5. Si la société précise qu'elle a cherché à indiquer un tarif de zéro euro sur les prestations litigieuses, les tableaux, tel qu'ils ont été reçus par la ville, comprenaient des lignes à zéro euro comme dans les documents de consultation, sans aucune précision permettant de comprendre qu'il s'agissait d'un prix de zéro euro. En outre, aucun autre élément de l'offre de la société requérante ne précisait qu'il s'agissait de prestations gratuites dès lors que son mémoire technique évoquait une "optimisation financière", des "prix très compétitifs", la "répartition des coûts de la prestation" et le "caractère anormalement bas de son offre". Il en résulte que la ville de Besançon ne pouvait déduire sans ambiguïté de son bordereau des prix unitaires et du détail quantitatif estimatif que la société entendait rendre les prestations attachées à ces prestations gratuites. En outre, la ville de Besançon n'était pas tenue de demander des éclaircissements sur ce point à la société Easypark.
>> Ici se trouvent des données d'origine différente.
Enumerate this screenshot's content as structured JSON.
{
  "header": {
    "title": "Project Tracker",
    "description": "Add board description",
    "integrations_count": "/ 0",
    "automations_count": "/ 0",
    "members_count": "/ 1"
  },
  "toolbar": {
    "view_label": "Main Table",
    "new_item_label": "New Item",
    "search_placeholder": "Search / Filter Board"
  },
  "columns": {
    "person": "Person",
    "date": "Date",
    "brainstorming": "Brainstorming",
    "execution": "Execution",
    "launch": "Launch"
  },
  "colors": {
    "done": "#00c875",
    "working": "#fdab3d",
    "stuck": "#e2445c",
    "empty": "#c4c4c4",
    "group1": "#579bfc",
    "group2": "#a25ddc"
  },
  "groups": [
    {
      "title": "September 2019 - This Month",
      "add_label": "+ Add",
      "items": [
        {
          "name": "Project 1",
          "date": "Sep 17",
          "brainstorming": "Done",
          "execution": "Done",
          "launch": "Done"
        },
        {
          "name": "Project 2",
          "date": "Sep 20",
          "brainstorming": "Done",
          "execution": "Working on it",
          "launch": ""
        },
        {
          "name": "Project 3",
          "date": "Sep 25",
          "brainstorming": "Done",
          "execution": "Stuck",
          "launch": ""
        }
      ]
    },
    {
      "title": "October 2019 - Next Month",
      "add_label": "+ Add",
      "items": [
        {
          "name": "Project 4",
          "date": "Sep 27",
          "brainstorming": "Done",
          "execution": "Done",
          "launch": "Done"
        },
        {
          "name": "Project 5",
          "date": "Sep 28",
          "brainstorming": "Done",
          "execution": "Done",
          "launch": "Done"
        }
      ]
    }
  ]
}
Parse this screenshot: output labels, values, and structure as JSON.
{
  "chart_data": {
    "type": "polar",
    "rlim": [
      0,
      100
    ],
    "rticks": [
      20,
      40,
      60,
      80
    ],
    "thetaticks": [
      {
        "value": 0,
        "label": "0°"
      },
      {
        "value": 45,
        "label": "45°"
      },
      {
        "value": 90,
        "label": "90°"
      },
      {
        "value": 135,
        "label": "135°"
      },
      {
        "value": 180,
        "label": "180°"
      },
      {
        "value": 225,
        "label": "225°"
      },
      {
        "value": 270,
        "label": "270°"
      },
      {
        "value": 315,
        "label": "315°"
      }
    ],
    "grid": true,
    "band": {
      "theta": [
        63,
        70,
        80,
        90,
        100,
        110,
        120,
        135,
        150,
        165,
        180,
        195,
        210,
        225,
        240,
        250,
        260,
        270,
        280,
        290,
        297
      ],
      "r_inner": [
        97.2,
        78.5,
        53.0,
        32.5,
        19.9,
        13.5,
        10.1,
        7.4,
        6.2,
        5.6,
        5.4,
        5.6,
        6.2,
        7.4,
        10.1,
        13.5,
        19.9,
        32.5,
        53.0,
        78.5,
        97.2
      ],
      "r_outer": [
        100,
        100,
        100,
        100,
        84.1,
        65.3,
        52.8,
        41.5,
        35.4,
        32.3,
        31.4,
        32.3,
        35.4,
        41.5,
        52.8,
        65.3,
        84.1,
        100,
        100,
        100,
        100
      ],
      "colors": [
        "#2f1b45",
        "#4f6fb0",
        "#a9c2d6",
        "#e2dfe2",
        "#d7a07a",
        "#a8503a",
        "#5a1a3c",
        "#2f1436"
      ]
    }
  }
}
6. Il résulte de ce qui précède que la ville de Besançon pouvait écarter l'offre de la société requérante comme étant irrégulière sans entacher la procédure de passation en litige d'une méconnaissance des obligations de mise en concurrence qui lui sont imposées.

7. Dès lors, la requête de la société Easypark doit être rejetée dans l'ensemble de ses prétentions.

8. Il y a lieu de faire application des dispositions de l'article L. 761-1 du code de justice administrative et de mettre à la charge de la société Easypark une somme de 1 000 euros à verser à la commune de Besançon.

ORDONNE :

Article 1er : La requête de Société Easypark est rejetée.

Article 2 : La société Easypark versera à la commune de Besançon la somme de 1 000 euros en application des dispositions de l'article L. 761-1 du code de justice administrative.

Article 3 : La présente ordonnance sera notifiée à la société Easypark, à la commune de Besançon, à la société Flowbird et à la société PayByPhone.

Fait à Besançon, le 17 janvier 2023.

La juge des référés,

S. A

La République mande et ordonne au préfet du Doubs, en ce qui le concerne ou à tous commissaires de justice à ce requis en ce qui concerne les voies de droit commun, contre les parties privées, de pourvoir à l'exécution de la présente décision.